4
votes

Let's say you are planning to design a hash function which will generate keys between 0-256. Will using first 2 digits of MD5-digest be a great idea for a uniform distribution? What do you think on this? Is it expensive to md5() some word (2-10 letters)?

I know it is a rough definition of requirements but it would be great to discuss this.

4
I imagine there is no guarantee that a subset of an MD5 hash has a uniform distribution (similar to how GUIDs work). - David
Considering a multi-megabyte file can be MD5'ed like, well, "instantly" on modern hardware... however, with such a short input, uhh.. hmm. - user166390
Out of curiosity, why are you hashing two character strings to two character hashes? - user229044
I agree with David. You're probably best off just writing up a quick test app that runs your design several thousand times so you can get an idea of the cost and statistical distribution. - Spencer Hakim
If you are looking for a 1 byte hash. Perhaps CRC8 will work better. - tidwall

4 Answers

4
votes

There's no reason to use a cryptographic strength hash for something as simple as generating 3 digit hashes. You're better off using a more simple hash there.

I'm not certain specifically how expensive MD5 is relative to others, but there are plenty of better ways to create a small hash (see this article for some algorithm ideas).

3
votes
1
votes

MD5 is designed to uniformaly spread the input over all the output bytes so it's as good as any other general hash function - sounds like a bit of overkill if you only want 256 values.

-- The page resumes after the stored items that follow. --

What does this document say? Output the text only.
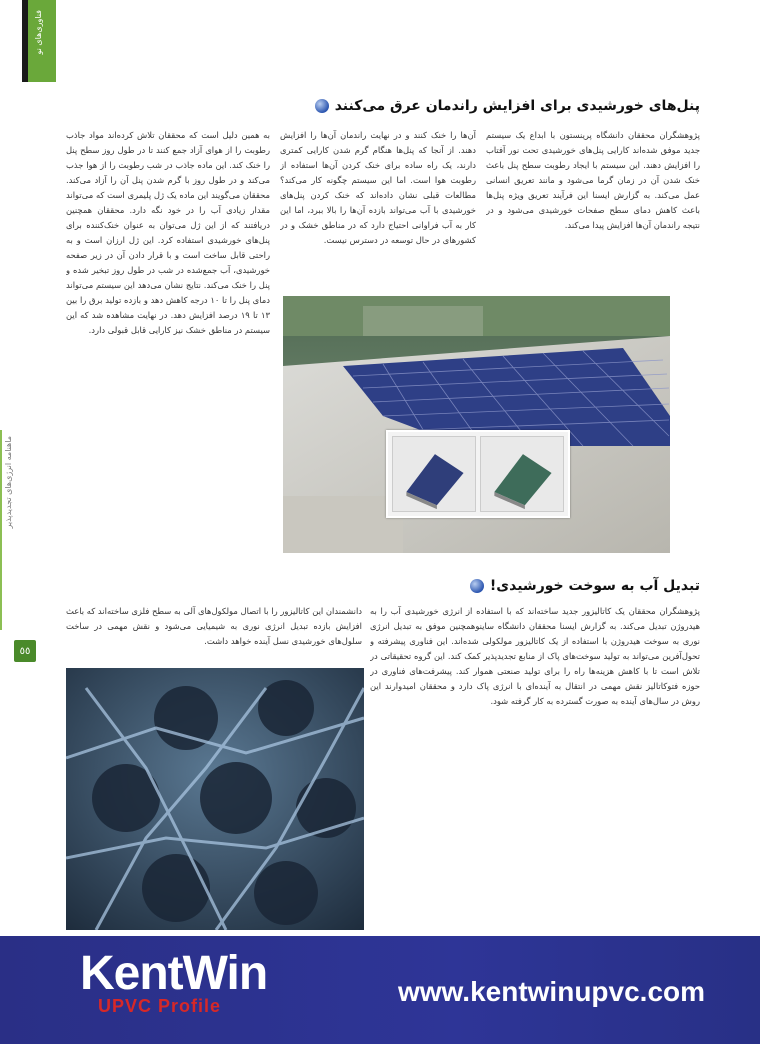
فناوری‌های نو
ماهنامه انرژی‌های تجدیدپذیر
٥٥
پنل‌های خورشیدی برای افزایش راندمان عرق می‌کنند
پژوهشگران محققان دانشگاه پرینستون با ابداع یک سیستم جدید موفق شده‌اند کارایی پنل‌های خورشیدی تحت نور آفتاب را افزایش دهند. این سیستم با ایجاد رطوبت سطح پنل باعث خنک شدن آن در زمان گرما می‌شود و مانند تعریق انسانی عمل می‌کند. به گزارش ایسنا این فرآیند تعریق ویژه پنل‌ها باعث کاهش دمای سطح صفحات خورشیدی می‌شود و در نتیجه راندمان آن‌ها افزایش پیدا می‌کند.
آن‌ها را خنک کنند و در نهایت راندمان آن‌ها را افزایش دهند. از آنجا که پنل‌ها هنگام گرم شدن کارایی کمتری دارند، یک راه ساده برای خنک کردن آن‌ها استفاده از رطوبت هوا است. اما این سیستم چگونه کار می‌کند؟ مطالعات قبلی نشان داده‌اند که خنک کردن پنل‌های خورشیدی با آب می‌تواند بازده آن‌ها را بالا ببرد، اما این کار به آب فراوانی احتیاج دارد که در مناطق خشک و در کشورهای در حال توسعه در دسترس نیست.
به همین دلیل است که محققان تلاش کرده‌اند مواد جاذب رطوبت را از هوای آزاد جمع کنند تا در طول روز سطح پنل را خنک کند. این ماده جاذب در شب رطوبت را از هوا جذب می‌کند و در طول روز با گرم شدن پنل آن را آزاد می‌کند. محققان می‌گویند این ماده یک ژل پلیمری است که می‌تواند مقدار زیادی آب را در خود نگه دارد. محققان همچنین دریافتند که از این ژل می‌توان به عنوان خنک‌کننده برای پنل‌های خورشیدی استفاده کرد. این ژل ارزان است و به راحتی قابل ساخت است و با قرار دادن آن در زیر صفحه خورشیدی، آب جمع‌شده در شب در طول روز تبخیر شده و پنل را خنک می‌کند. نتایج نشان می‌دهد این سیستم می‌تواند دمای پنل را تا ۱۰ درجه کاهش دهد و بازده تولید برق را بین ۱۳ تا ۱۹ درصد افزایش دهد. در نهایت مشاهده شد که این سیستم در مناطق خشک نیز کارایی قابل قبولی دارد.
تبدیل آب به سوخت خورشیدی!
پژوهشگران محققان یک کاتالیزور جدید ساخته‌اند که با استفاده از انرژی خورشیدی آب را به هیدروژن تبدیل می‌کند. به گزارش ایسنا محققان دانشگاه ساینوهمچنین موفق به تبدیل انرژی نوری به سوخت هیدروژن با استفاده از یک کاتالیزور مولکولی شده‌اند. این فناوری پیشرفته و تحول‌آفرین می‌تواند به تولید سوخت‌های پاک از منابع تجدیدپذیر کمک کند. این گروه تحقیقاتی در تلاش است تا با کاهش هزینه‌ها راه را برای تولید صنعتی هموار کند. پیشرفت‌های فناوری در حوزه فتوکاتالیز نقش مهمی در انتقال به آینده‌ای با انرژی پاک دارد و محققان امیدوارند این روش در سال‌های آینده به صورت گسترده به کار گرفته شود.
دانشمندان این کاتالیزور را با اتصال مولکول‌های آلی به سطح فلزی ساخته‌اند که باعث افزایش بازده تبدیل انرژی نوری به شیمیایی می‌شود و نقش مهمی در ساخت سلول‌های خورشیدی نسل آینده خواهد داشت.
KentWin
UPVC Profile	www.kentwinupvc.com
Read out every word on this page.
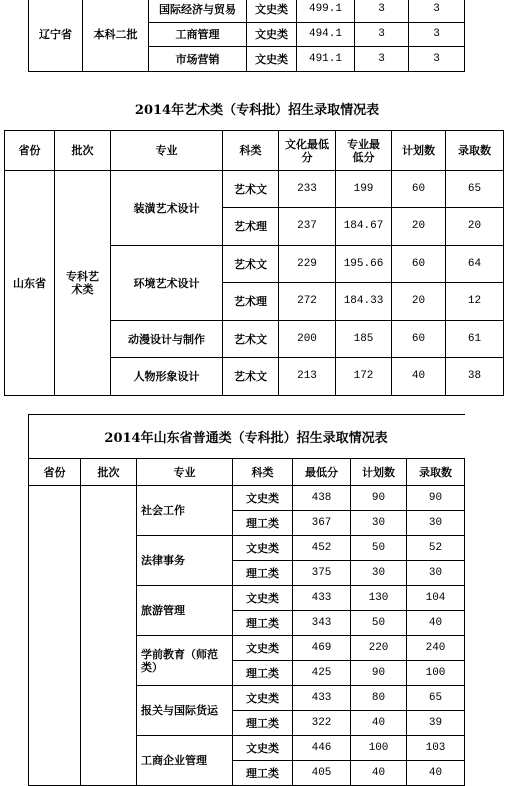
辽宁省	本科二批	国际经济与贸易	文史类	499.1	3	3
		工商管理	文史类	494.1	3	3
		市场营销	文史类	491.1	3	3
2014年艺术类（专科批）招生录取情况表
省份	批次	专业	科类	文化最低分	专业最低分	计划数	录取数
山东省	专科艺术类	装潢艺术设计	艺术文	233	199	60	65
			艺术理	237	184.67	20	20
		环境艺术设计	艺术文	229	195.66	60	64
			艺术理	272	184.33	20	12
		动漫设计与制作	艺术文	200	185	60	61
		人物形象设计	艺术文	213	172	40	38
2014年山东省普通类（专科批）招生录取情况表
省份	批次	专业	科类	最低分	计划数	录取数
		社会工作	文史类	438	90	90
			理工类	367	30	30
		法律事务	文史类	452	50	52
			理工类	375	30	30
		旅游管理	文史类	433	130	104
			理工类	343	50	40
		学前教育（师范类）	文史类	469	220	240
			理工类	425	90	100
		报关与国际货运	文史类	433	80	65
			理工类	322	40	39
		工商企业管理	文史类	446	100	103
			理工类	405	40	40
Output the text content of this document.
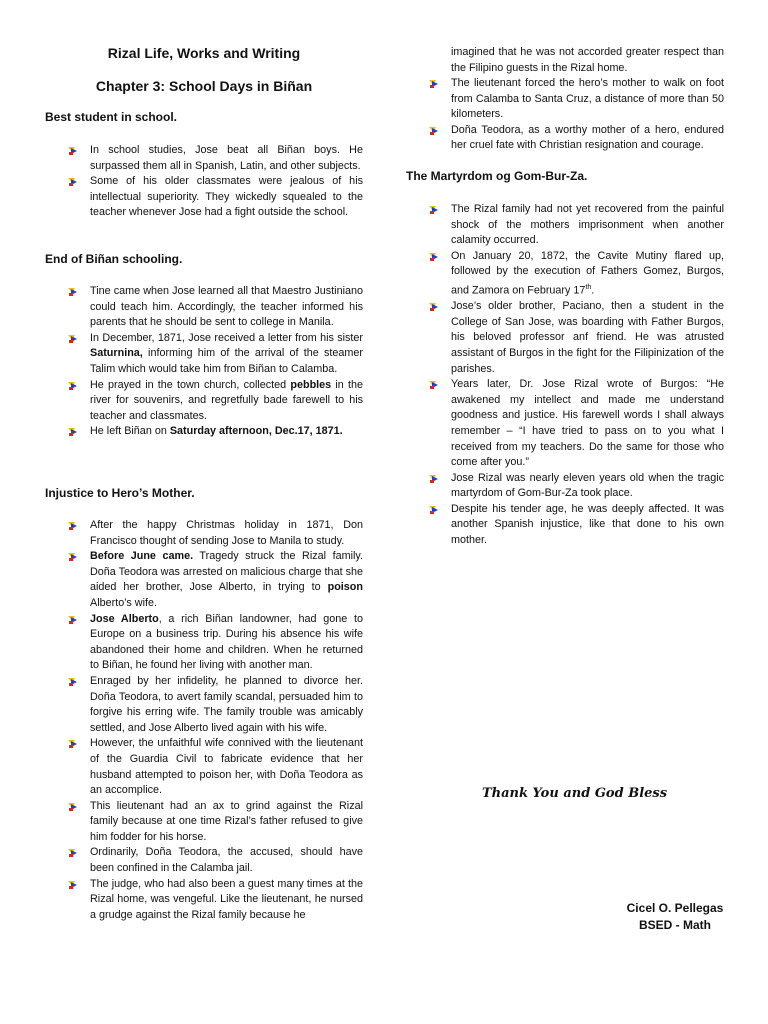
Rizal Life, Works and Writing
Chapter 3: School Days in Biñan
Best student in school.
In school studies, Jose beat all Biñan boys. He surpassed them all in Spanish, Latin, and other subjects.
Some of his older classmates were jealous of his intellectual superiority. They wickedly squealed to the teacher whenever Jose had a fight outside the school.
End of Biñan schooling.
Tine came when Jose learned all that Maestro Justiniano could teach him. Accordingly, the teacher informed his parents that he should be sent to college in Manila.
In December, 1871, Jose received a letter from his sister Saturnina, informing him of the arrival of the steamer Talim which would take him from Biñan to Calamba.
He prayed in the town church, collected pebbles in the river for souvenirs, and regretfully bade farewell to his teacher and classmates.
He left Biñan on Saturday afternoon, Dec.17, 1871.
Injustice to Hero’s Mother.
After the happy Christmas holiday in 1871, Don Francisco thought of sending Jose to Manila to study.
Before June came. Tragedy struck the Rizal family. Doña Teodora was arrested on malicious charge that she aided her brother, Jose Alberto, in trying to poison Alberto’s wife.
Jose Alberto, a rich Biñan landowner, had gone to Europe on a business trip. During his absence his wife abandoned their home and children. When he returned to Biñan, he found her living with another man.
Enraged by her infidelity, he planned to divorce her. Doña Teodora, to avert family scandal, persuaded him to forgive his erring wife. The family trouble was amicably settled, and Jose Alberto lived again with his wife.
However, the unfaithful wife connived with the lieutenant of the Guardia Civil to fabricate evidence that her husband attempted to poison her, with Doña Teodora as an accomplice.
This lieutenant had an ax to grind against the Rizal family because at one time Rizal’s father refused to give him fodder for his horse.
Ordinarily, Doña Teodora, the accused, should have been confined in the Calamba jail.
The judge, who had also been a guest many times at the Rizal home, was vengeful. Like the lieutenant, he nursed a grudge against the Rizal family because he
imagined that he was not accorded greater respect than the Filipino guests in the Rizal home.
The lieutenant forced the hero’s mother to walk on foot from Calamba to Santa Cruz, a distance of more than 50 kilometers.
Doña Teodora, as a worthy mother of a hero, endured her cruel fate with Christian resignation and courage.
The Martyrdom og Gom-Bur-Za.
The Rizal family had not yet recovered from the painful shock of the mothers imprisonment when another calamity occurred.
On January 20, 1872, the Cavite Mutiny flared up, followed by the execution of Fathers Gomez, Burgos, and Zamora on February 17th.
Jose’s older brother, Paciano, then a student in the College of San Jose, was boarding with Father Burgos, his beloved professor anf friend. He was atrusted assistant of Burgos in the fight for the Filipinization of the parishes.
Years later, Dr. Jose Rizal wrote of Burgos: “He awakened my intellect and made me understand goodness and justice. His farewell words I shall always remember – “I have tried to pass on to you what I received from my teachers. Do the same for those who come after you.”
Jose Rizal was nearly eleven years old when the tragic martyrdom of Gom-Bur-Za took place.
Despite his tender age, he was deeply affected. It was another Spanish injustice, like that done to his own mother.
Thank You and God Bless
Cicel O. Pellegas
BSED - Math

Note the output of MD5 is 128bytes (16bytes), it's only the text representation that is hex digits - so there is really no first two digits of MD5 - just use the bottom 8bits.

0
votes

You haven't explained how you're going to use the hash, and what you're going to do with the collisions that are inevitable given that you have only 256 output values.

I think even MD5 (which is not cryptographically secure any more) is overkill for the likely applications.

I'd probably go with a CRC (cyclic redundancy check) algorithm that would generate a 16-bit or 32-bit number for you, and would likely give you good enough distribution.